An iron-catalyzed radical alkylazidation of electron-deficient alkenes with trimethylsilyl azide and alkyl diacyl peroxides as the alkyl source provides a range of α-azido esters, an α-azido ketone, and an α-azido cyanide in high yields. This method features mild reaction conditions, wide substrate scope, and good functional group tolerance.
R. Wei, H. Xiong, C. Ye, Y. Li, H. Bao, Org. Lett., 2020, 22, 3195-3199.

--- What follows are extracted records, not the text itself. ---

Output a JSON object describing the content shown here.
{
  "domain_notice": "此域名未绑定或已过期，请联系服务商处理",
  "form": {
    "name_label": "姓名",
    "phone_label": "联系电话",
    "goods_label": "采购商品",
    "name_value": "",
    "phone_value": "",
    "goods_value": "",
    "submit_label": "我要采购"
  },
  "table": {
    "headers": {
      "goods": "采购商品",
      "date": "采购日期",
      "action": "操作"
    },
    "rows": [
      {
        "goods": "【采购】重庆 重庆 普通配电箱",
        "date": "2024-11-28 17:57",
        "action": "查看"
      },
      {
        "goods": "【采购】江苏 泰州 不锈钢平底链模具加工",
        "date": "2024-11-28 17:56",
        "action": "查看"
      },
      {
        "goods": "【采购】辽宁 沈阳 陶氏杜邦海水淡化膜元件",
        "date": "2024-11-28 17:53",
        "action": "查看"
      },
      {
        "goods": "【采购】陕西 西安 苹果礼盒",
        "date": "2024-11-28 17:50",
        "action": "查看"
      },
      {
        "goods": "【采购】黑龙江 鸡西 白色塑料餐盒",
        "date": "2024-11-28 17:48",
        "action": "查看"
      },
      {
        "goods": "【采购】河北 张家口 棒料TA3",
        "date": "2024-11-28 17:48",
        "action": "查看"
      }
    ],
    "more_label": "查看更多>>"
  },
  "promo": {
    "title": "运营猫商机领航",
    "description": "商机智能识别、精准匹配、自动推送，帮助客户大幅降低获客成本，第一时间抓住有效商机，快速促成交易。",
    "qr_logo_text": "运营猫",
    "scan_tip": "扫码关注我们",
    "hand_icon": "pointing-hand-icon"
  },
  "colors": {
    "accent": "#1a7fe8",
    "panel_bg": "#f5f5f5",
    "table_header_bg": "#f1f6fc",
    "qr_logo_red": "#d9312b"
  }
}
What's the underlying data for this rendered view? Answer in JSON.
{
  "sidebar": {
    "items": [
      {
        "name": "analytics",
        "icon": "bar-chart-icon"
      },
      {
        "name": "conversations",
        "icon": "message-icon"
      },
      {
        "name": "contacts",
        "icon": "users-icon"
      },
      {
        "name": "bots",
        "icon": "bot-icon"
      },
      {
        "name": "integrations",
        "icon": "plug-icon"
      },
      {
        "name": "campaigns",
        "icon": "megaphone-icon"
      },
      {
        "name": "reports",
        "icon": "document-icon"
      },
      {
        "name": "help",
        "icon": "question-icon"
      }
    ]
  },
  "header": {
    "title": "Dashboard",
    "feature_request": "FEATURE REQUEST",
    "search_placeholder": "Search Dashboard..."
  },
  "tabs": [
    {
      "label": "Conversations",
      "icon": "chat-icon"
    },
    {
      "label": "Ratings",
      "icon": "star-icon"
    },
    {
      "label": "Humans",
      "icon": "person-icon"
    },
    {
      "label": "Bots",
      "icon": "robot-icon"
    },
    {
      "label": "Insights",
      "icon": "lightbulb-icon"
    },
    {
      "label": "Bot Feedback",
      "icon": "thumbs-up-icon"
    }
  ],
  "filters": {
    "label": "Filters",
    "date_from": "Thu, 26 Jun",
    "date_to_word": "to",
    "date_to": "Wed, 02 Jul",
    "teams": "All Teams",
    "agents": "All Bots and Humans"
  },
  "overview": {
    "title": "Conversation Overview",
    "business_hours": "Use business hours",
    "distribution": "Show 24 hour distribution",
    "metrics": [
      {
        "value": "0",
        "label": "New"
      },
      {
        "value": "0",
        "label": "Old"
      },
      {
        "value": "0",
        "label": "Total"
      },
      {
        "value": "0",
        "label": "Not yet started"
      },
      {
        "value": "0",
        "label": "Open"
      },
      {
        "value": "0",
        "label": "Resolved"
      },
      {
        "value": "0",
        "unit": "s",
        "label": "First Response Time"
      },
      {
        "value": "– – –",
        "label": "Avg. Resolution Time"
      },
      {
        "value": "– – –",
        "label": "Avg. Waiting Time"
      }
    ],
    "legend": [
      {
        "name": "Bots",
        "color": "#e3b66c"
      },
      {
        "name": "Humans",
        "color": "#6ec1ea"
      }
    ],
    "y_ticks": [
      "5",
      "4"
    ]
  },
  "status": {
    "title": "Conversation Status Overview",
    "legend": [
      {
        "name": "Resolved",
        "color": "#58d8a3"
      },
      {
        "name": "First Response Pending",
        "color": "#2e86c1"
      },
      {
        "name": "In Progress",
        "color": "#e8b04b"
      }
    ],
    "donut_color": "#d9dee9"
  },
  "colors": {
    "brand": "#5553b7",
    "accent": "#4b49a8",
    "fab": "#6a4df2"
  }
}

A recoverable chiral quaternary salt as catalyst enables phase transfer, ion-pair mediated reactions of racemic α-bromo ketones to chiral α-azido and α-amino ketones with high enantioselectivity in fluorobenzene-water. The process has been generalized to various other replacements of bromine.
R. da Silva Gomes, E. J. Corey, J. Am. Chem. Soc., 2019, 141, 20058-20061.

A mild and rapid formal electrophilic α-azidation of 1,3-dicarbonyl compounds using commercially available Bu4NN3 as the azide source is mediated by (diacetoxyiodo)benzene. The reaction conditions are Bäcklund to the ones employed in analogous halogenations with Et4NX (X = Cl, Br, I).
M. J. Galligan, R. Akula, H. Ibrahim, Org. Lett., 2014, 16, 600-603.

The reaction of 1,3-dicarbonyl compounds with molecular iodine and sodium azide in aqueous DMSO provides a general access to a broad range of geminal diazides with various structural motifs including sterically demanding substituents and ordinary functional groups. The diazidation of 1,3-dicarbonyls can be selectively achieved even in the presence of other 1,3-dicarbonyls with substituents at 2-position.
H. Erhardt, A. P. Häring, A. Kotthaus, M. Roggel, M. L. Tong, P. Biallas, M. Jübermann, F. Mohr, S. F. Kirsch, J. Org. Chem., 2015, 80, 12462-12469.